If you design a solar array with a theoretical 2.8% voltage drop based on room-temperature calculations, the heat of the summer sun will push that resistance up, resulting in a real-world drop of over 3.3%. This is another compelling reason why professional solar engineers aim for a strict 2% calculated limit—it provides a vital safety buffer for high-temperature resistance spikes.
If your solar system is underperforming, voltage drop might be the invisible culprit. Here are the most common symptoms indicating that your PV wire sizing is insufficient.

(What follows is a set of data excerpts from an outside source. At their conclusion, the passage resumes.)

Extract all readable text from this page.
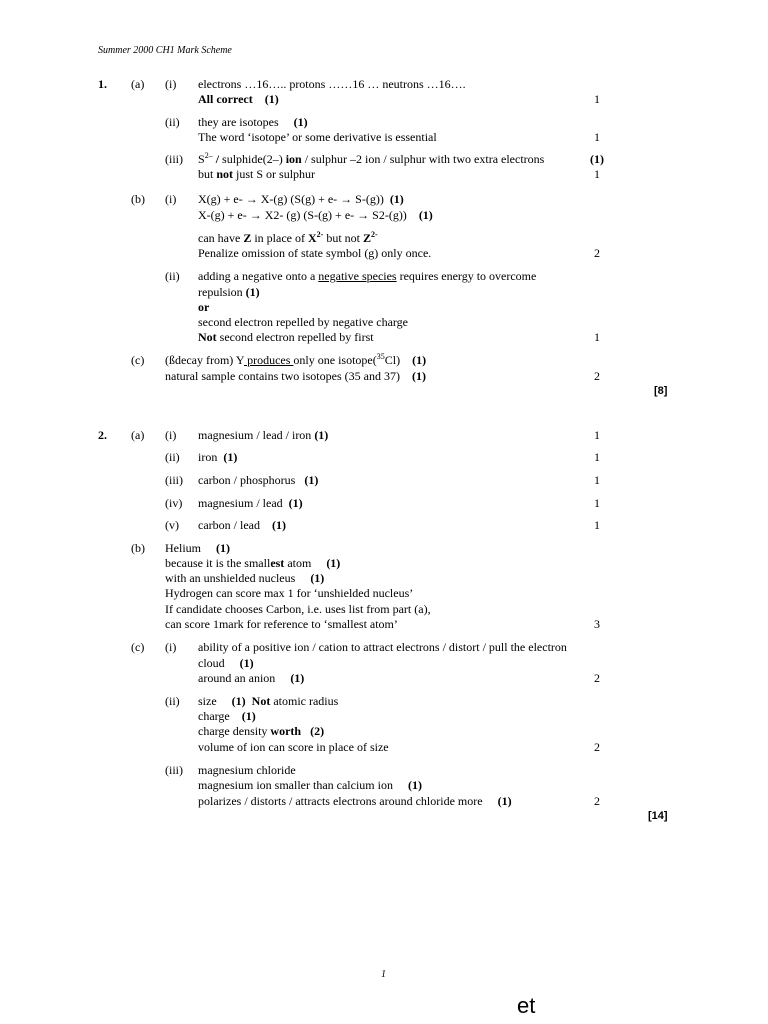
Summer 2000 CH1 Mark Scheme
1. (a) (i) electrons …16….. protons ……16 … neutrons …16….
All correct (1)	1
(ii) they are isotopes (1)
The word ‘isotope’ or some derivative is essential	1
(iii) $S^{2-}$ / sulphide(2–) ion / sulphur –2 ion / sulphur with two extra electrons	(1)
but not just S or sulphur	1
(b) (i) X(g) + e- → X-(g) (S(g) + e- → S-(g)) (1)
X-(g) + e- → X2- (g) (S-(g) + e- → S2-(g)) (1)
can have Z in place of $X^{2-}$ but not $Z^{2-}$
Penalize omission of state symbol (g) only once.	2
(ii) adding a negative onto a negative species requires energy to overcome
repulsion (1)
or
second electron repelled by negative charge
Not second electron repelled by first	1
(c) (ßdecay from) Y produces only one isotope($^{35}$Cl) (1)
natural sample contains two isotopes (35 and 37) (1)	2
[8]
2. (a) (i) magnesium / lead / iron (1)	1
(ii) iron  (1)	1
(iii) carbon / phosphorus   (1)	1
(iv) magnesium / lead  (1)	1
(v) carbon / lead    (1)	1
(b) Helium (1)
because it is the smallest atom (1)
with an unshielded nucleus (1)
Hydrogen can score max 1 for ‘unshielded nucleus’
If candidate chooses Carbon, i.e. uses list from part (a),
can score 1mark for reference to ‘smallest atom’	3
(c) (i) ability of a positive ion / cation to attract electrons / distort / pull the electron
cloud (1)
around an anion (1)	2
(ii) size (1) Not atomic radius
charge (1)
charge density worth (2)
volume of ion can score in place of size	2
(iii) magnesium chloride
magnesium ion smaller than calcium ion (1)
polarizes / distorts / attracts electrons around chloride more (1)	2
[14]
1
et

Your charge controller reads "Bulk" or "Absorb", but the batteries never reach float stage, even on sunny days. If the voltage drop between the controller and the battery bank is too high, the controller may "think" the battery has reached its target voltage (e.g., 14.4V) when the battery itself is only receiving 13.8V. Fix: Thicken the cables between the charge controller and the battery bank. This run should always be kept under 3 feet if possible, using 4 AWG or larger cable.
Your grid-tied inverter shuts down or displays an error during the brightest part of the day. As sunlight peaks, current (Amps) hits its maximum. Maximum current equals maximum voltage drop. If the drop pulls the input voltage below the inverter's minimum MPPT window, the inverter will simply shut off to protect itself. Fix: Rewire panels from parallel to series to increase voltage and decrease current.
You have 1000W of solar panels on the roof, but you never see more than 750W at the controller. While some loss is expected due to panel temperature and atmospheric conditions (NOCT ratings), a massive 25% discrepancy often points to power being dissipated as heat in long, undersized cable runs. Fix: Use this calculator to check your existing wire gauge against the actual distance. Upgrade the wire if the percentage exceeds 3%.
Voltage Drop = (2 × Wire Resistance × Distance × Current) ÷ 1000. Or simply use our calculator above. You'll need to know your wire gauge, the one-way distance in feet, the string voltage, and the maximum current of the solar string.